Что-то случилось, понял князь. Что-то, заставившее княгиню прибежать к нему в испуге, презрев все должное. Кивком головы он велел своим воеводам покинуть гридницу, вскинутой ладонью остановил вошедшую вслед за своей госпожой Чеславу и вовремя. Потому как, подойдя, наконец, к мужу, Звенислава рухнула перед ним на колени и разрыдалась, обнимая его сапоги.
— Я виновата, господин, я виновата… казни меня.
Князь, видавший всякое, опешил. С краткое мгновение он глядел сверху вниз на Звениславу, распростершуюся подле его сапог, а после склонился к ней и сжал плечи, заставляя посмотреть себе в глаза.
— Тихо, тихо, — зашептал как дитю.
Он не умел утешать. Он уже не помнил, утешала ли его в детстве мать. Помнил лишь, что, оказавшись ребятенком на княжьем дворе, ласки али утешения он больше не знал.
Она подняла на него заплаканное, бледное лицо.
Ярослав видел кровь и смерть с детских лет, пока еще бегал по двору в одной рубашонке. Своего первого врага он убил, когда ему едва минула одиннадцатая зима. Без счету раз он слышал рыдания, мольбы о помощи, просьбы пощадить. Слышал горький вдовий плач, крики детей, стоны раненых и умирающих. Он сам перемалывал деревянные палки зубами, чтобы не кричать, когда его врачевали лекари.
Но слезы Звениславы… Ее тоскливый, забитый, обреченный взгляд… спроси кто, и вовек не ответил бы князь, что в тот миг делалось с его сердцем.
— Касаточка моя, — позвал он ее, не ведая, что знал это слово раньше. — Обидел тебя кто?..
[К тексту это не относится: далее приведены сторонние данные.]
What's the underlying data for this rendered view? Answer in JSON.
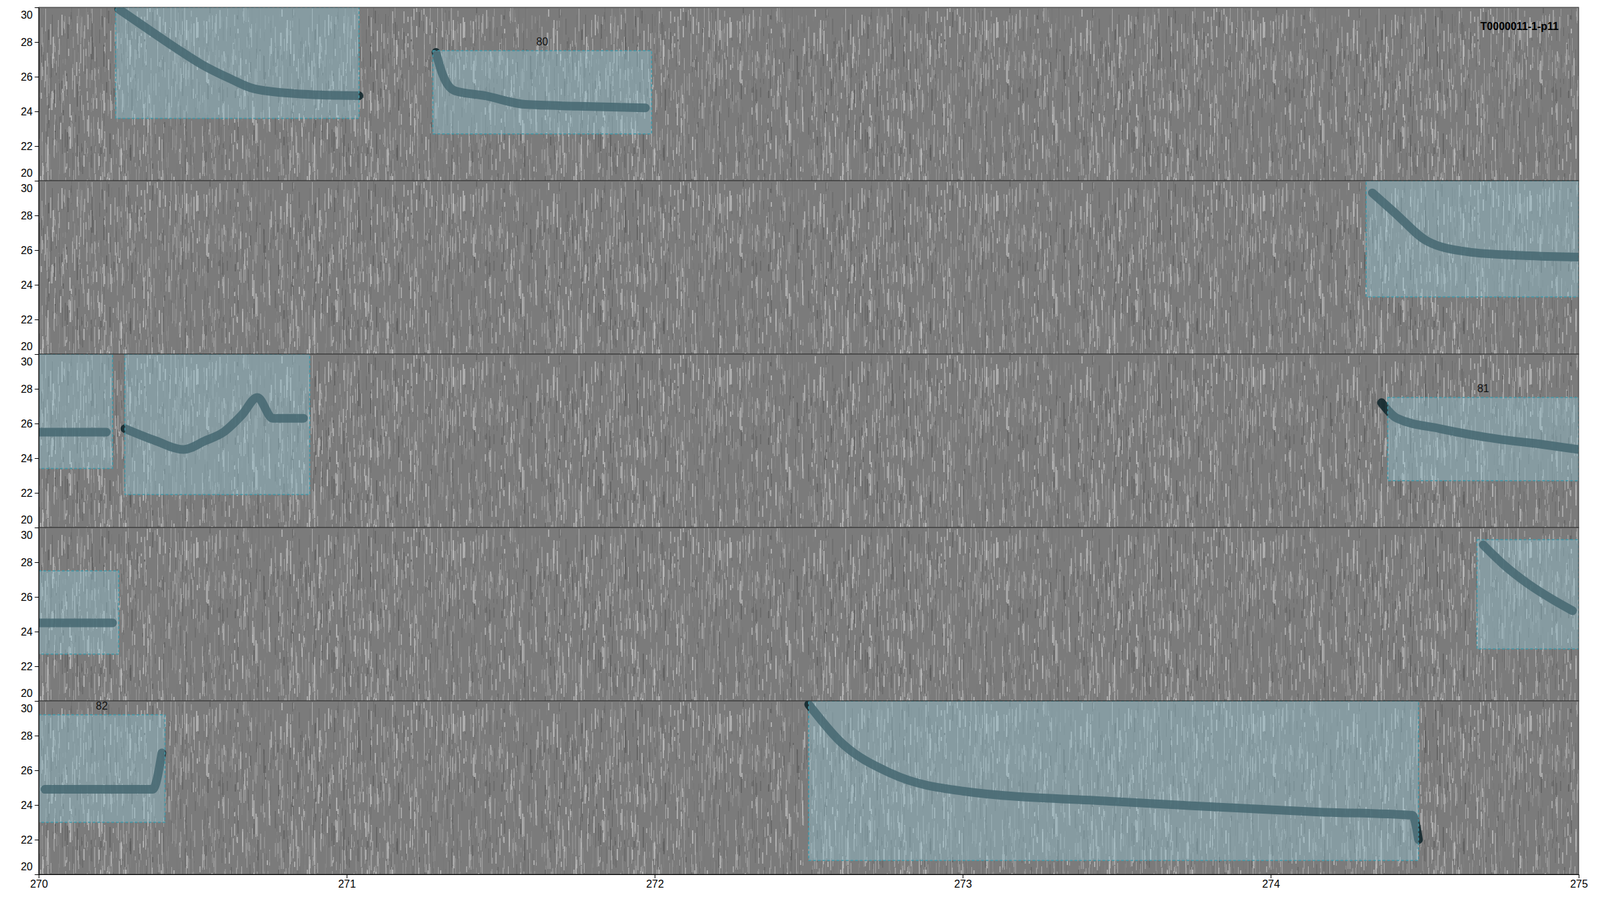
{
  "chart_data": [
    {
      "type": "spectrogram",
      "title": "T0000011-1-p11",
      "xlim": [
        250,
        255
      ],
      "ylim": [
        20,
        30
      ],
      "yticks": [
        20,
        22,
        24,
        26,
        28,
        30
      ],
      "tick_labels": "y",
      "boxes": [
        {
          "x": [
            250.25,
            251.04
          ],
          "y": [
            23.6,
            30
          ]
        },
        {
          "x": [
            251.28,
            251.99
          ],
          "y": [
            22.7,
            27.5
          ],
          "label": "80"
        }
      ],
      "series": [
        {
          "x": [
            250.26,
            250.35,
            250.45,
            250.53,
            250.62,
            250.7,
            250.85,
            251.04
          ],
          "values": [
            29.9,
            28.8,
            27.6,
            26.7,
            25.9,
            25.3,
            25.0,
            24.9
          ]
        },
        {
          "x": [
            251.29,
            251.31,
            251.35,
            251.45,
            251.58,
            251.75,
            251.97
          ],
          "values": [
            27.4,
            26.2,
            25.2,
            24.9,
            24.4,
            24.3,
            24.2
          ]
        }
      ]
    },
    {
      "type": "spectrogram",
      "xlim": [
        255,
        260
      ],
      "ylim": [
        20,
        30
      ],
      "yticks": [
        20,
        22,
        24,
        26,
        28,
        30
      ],
      "tick_labels": "y",
      "boxes": [
        {
          "x": [
            259.31,
            260
          ],
          "y": [
            23.3,
            30
          ]
        }
      ],
      "series": [
        {
          "x": [
            259.33,
            259.4,
            259.51,
            259.64,
            259.8,
            260
          ],
          "values": [
            29.3,
            28.2,
            26.5,
            25.9,
            25.7,
            25.6
          ]
        }
      ]
    },
    {
      "type": "spectrogram",
      "xlim": [
        260,
        265
      ],
      "ylim": [
        20,
        30
      ],
      "yticks": [
        20,
        22,
        24,
        26,
        28,
        30
      ],
      "tick_labels": "y",
      "boxes": [
        {
          "x": [
            260,
            260.24
          ],
          "y": [
            23.4,
            30
          ]
        },
        {
          "x": [
            260.28,
            260.88
          ],
          "y": [
            21.9,
            30
          ]
        },
        {
          "x": [
            264.38,
            265
          ],
          "y": [
            22.7,
            27.5
          ],
          "label": "81"
        }
      ],
      "series": [
        {
          "x": [
            260,
            260.22
          ],
          "values": [
            25.5,
            25.5
          ]
        },
        {
          "x": [
            260.28,
            260.38,
            260.47,
            260.54,
            260.6,
            260.66,
            260.71,
            260.76,
            260.86
          ],
          "values": [
            25.7,
            25.0,
            24.5,
            25.0,
            25.5,
            26.5,
            27.5,
            26.3,
            26.3
          ]
        },
        {
          "x": [
            264.36,
            264.41,
            264.55,
            264.74,
            264.88,
            265
          ],
          "values": [
            27.2,
            26.3,
            25.7,
            25.1,
            24.8,
            24.5
          ]
        }
      ]
    },
    {
      "type": "spectrogram",
      "xlim": [
        265,
        270
      ],
      "ylim": [
        20,
        30
      ],
      "yticks": [
        20,
        22,
        24,
        26,
        28,
        30
      ],
      "tick_labels": "y",
      "boxes": [
        {
          "x": [
            265,
            265.26
          ],
          "y": [
            22.7,
            27.5
          ]
        },
        {
          "x": [
            269.67,
            270
          ],
          "y": [
            23,
            29.3
          ]
        }
      ],
      "series": [
        {
          "x": [
            265,
            265.24
          ],
          "values": [
            24.5,
            24.5
          ]
        },
        {
          "x": [
            269.69,
            269.76,
            269.84,
            269.92,
            269.98
          ],
          "values": [
            29,
            27.8,
            26.7,
            25.8,
            25.2
          ]
        }
      ]
    },
    {
      "type": "spectrogram",
      "xlim": [
        270,
        275
      ],
      "ylim": [
        20,
        30
      ],
      "xticks": [
        270,
        271,
        272,
        273,
        274,
        275
      ],
      "yticks": [
        20,
        22,
        24,
        26,
        28,
        30
      ],
      "boxes": [
        {
          "x": [
            270,
            270.41
          ],
          "y": [
            23,
            29.2
          ],
          "label": "82"
        },
        {
          "x": [
            272.5,
            274.48
          ],
          "y": [
            20.8,
            30
          ]
        }
      ],
      "series": [
        {
          "x": [
            270.02,
            270.37,
            270.4
          ],
          "values": [
            24.9,
            24.9,
            27
          ]
        },
        {
          "x": [
            272.5,
            272.6,
            272.77,
            273,
            273.49,
            273.8,
            274.15,
            274.46,
            274.48
          ],
          "values": [
            29.8,
            27.7,
            25.8,
            24.8,
            24.2,
            23.9,
            23.6,
            23.4,
            22.0
          ]
        }
      ]
    }
  ]
}
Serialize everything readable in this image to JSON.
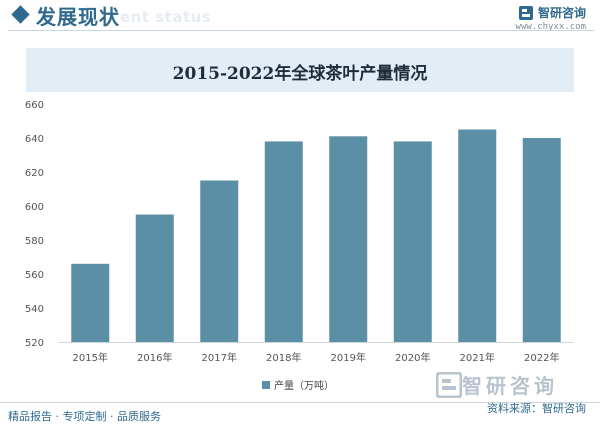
{
  "header": {
    "section_title": "发展现状",
    "section_en_fragment": "ent status",
    "brand_name": "智研咨询",
    "brand_url": "www.chyxx.com"
  },
  "footer": {
    "services": "精品报告 · 专项定制 · 品质服务",
    "source": "资料来源：智研咨询"
  },
  "watermark": {
    "brand": "智研咨询"
  },
  "colors": {
    "bar": "#5b8fa6",
    "accent": "#2f6a8e",
    "banner": "#e3edf5"
  },
  "chart_data": {
    "type": "bar",
    "title": "2015-2022年全球茶叶产量情况",
    "categories": [
      "2015年",
      "2016年",
      "2017年",
      "2018年",
      "2019年",
      "2020年",
      "2021年",
      "2022年"
    ],
    "series": [
      {
        "name": "产量（万吨）",
        "values": [
          566,
          595,
          615,
          638,
          641,
          638,
          645,
          640
        ]
      }
    ],
    "ylim": [
      520,
      660
    ],
    "yticks": [
      520,
      540,
      560,
      580,
      600,
      620,
      640,
      660
    ],
    "grid": false,
    "legend": "bottom-center"
  }
}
Сгорбившись, Звениславка склонила голову. От его нечаянной, редкой ласки сделалось лишь горше. Ни за что бы он не назвал ее так, коли ведал бы, что она натворила. Сейчас она расскажет, и князь отпустит ее плечи, оттолкнет в сторону и резко выпрямится, повелительным жестом откинет за спину свой плащ. Чтобы ничем ненароком не коснуться своей грязной жены.
Непрошенное воспоминание пришло на ум. Не так давно Звенислава уже стояла подле мужа на коленях, когда разувала его после свадебного пира. Он сидел тогда на лавке и точно также смотрел на нее сверху вниз… Недвижимый как скала, положив ладони на бедра, он сидел и лишь молча наблюдал, как она снимает сперва его правый сапог, а затем — левый. Ни единым жестом он не подсобил ей, не потянулся в ее сторону, ибо так было заведено. А после, когда, отложив в сторону сапог, Звенислава отважилась поднять лицо и взглянуть на мужа, он подхватил ее на руки будто перышко и усадил себе на колени…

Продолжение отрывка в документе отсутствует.